Teach your child the importance of sticking to a budget. Give yourself a realistic budget for the grocery store, and have your child help you find ways to purchase the items you need while staying under budget. Offer a prize for staying under budget, and bring a calculator to allow the child to help you track spending. Show how much you can save by using coupons and buying store brands. This will teach your child how to be a smart consumer in adulthood.
Many people believe that chores shouldn’t equate to money, that they are simply a responsibility for being part of a family. While this may be true, having your child earn money before old enough to get an actual job is an important tool in teaching financial lessons that will carry into adulthood. If your belief is that your child shouldn’t receive a reward for doing chores, you could still set up extra chores that offer a little money. This will help teach the importance of saving.
Some people have found that allowances don’t work with older kids who may think the money isn’t worth the hard work. If this is the case, talk to your child about what you provide for them, such as food, clothing, shelter, and transportation. State that none of it is free, but chores are a way to pay it back. If your child puts up an argument, add a chore to the list. If that doesn’t work, add another chore to the list. For this to be effective, make sure that you’re not simply buying everything the child wants.
If your child has an allowance, go ahead and set up two or three jars or banks for the money. A portion of the total should go in the “Spend” bank, usable on whatever he or she wants.

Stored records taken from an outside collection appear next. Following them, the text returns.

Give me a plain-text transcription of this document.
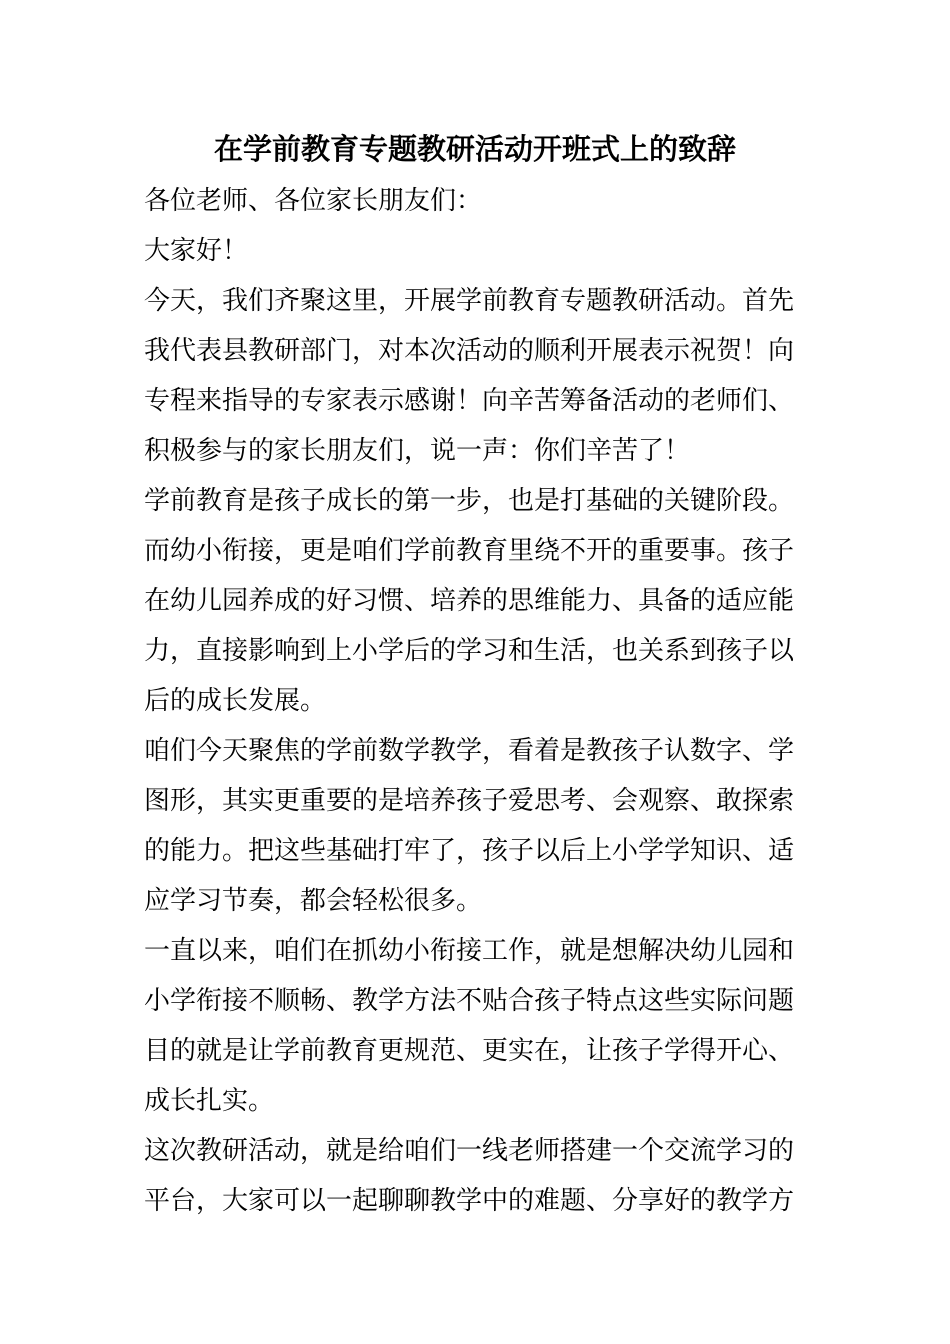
在学前教育专题教研活动开班式上的致辞
各位老师、各位家长朋友们：
大家好！
今天，我们齐聚这里，开展学前教育专题教研活动。首先
我代表县教研部门，对本次活动的顺利开展表示祝贺！向
专程来指导的专家表示感谢！向辛苦筹备活动的老师们、
积极参与的家长朋友们，说一声：你们辛苦了！
学前教育是孩子成长的第一步，也是打基础的关键阶段。
而幼小衔接，更是咱们学前教育里绕不开的重要事。孩子
在幼儿园养成的好习惯、培养的思维能力、具备的适应能
力，直接影响到上小学后的学习和生活，也关系到孩子以
后的成长发展。
咱们今天聚焦的学前数学教学，看着是教孩子认数字、学
图形，其实更重要的是培养孩子爱思考、会观察、敢探索
的能力。把这些基础打牢了，孩子以后上小学学知识、适
应学习节奏，都会轻松很多。
一直以来，咱们在抓幼小衔接工作，就是想解决幼儿园和
小学衔接不顺畅、教学方法不贴合孩子特点这些实际问题
目的就是让学前教育更规范、更实在，让孩子学得开心、
成长扎实。
这次教研活动，就是给咱们一线老师搭建一个交流学习的
平台，大家可以一起聊聊教学中的难题、分享好的教学方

Another portion goes into a “Save” bank, which is not to be touched. The optional final portion can go into the third jar called “Give.” Allow your child to choose a charity to support.
Continuing this practice even as your child ages and gets a job and bank account will teach the skill of saving, that it’s OK to spend some money on things you want, and the importance of giving to those in need.
Lead by Example
Doing these exercises with your children means nothing if you are not leading by example. It’s never too late to start being financially responsible yourself. Don’t shield your older children from mistakes you’ve made; they can learn from them as well. Seek the help of a financial planner to come up with a strategy, and show your children your goals as well as how you plan to meet them.
By considering personal finance one of the important lessons you teach your children as they grow, you’re giving them the skills they need to be successful happy adults without a big cloud of debt hanging over their heads.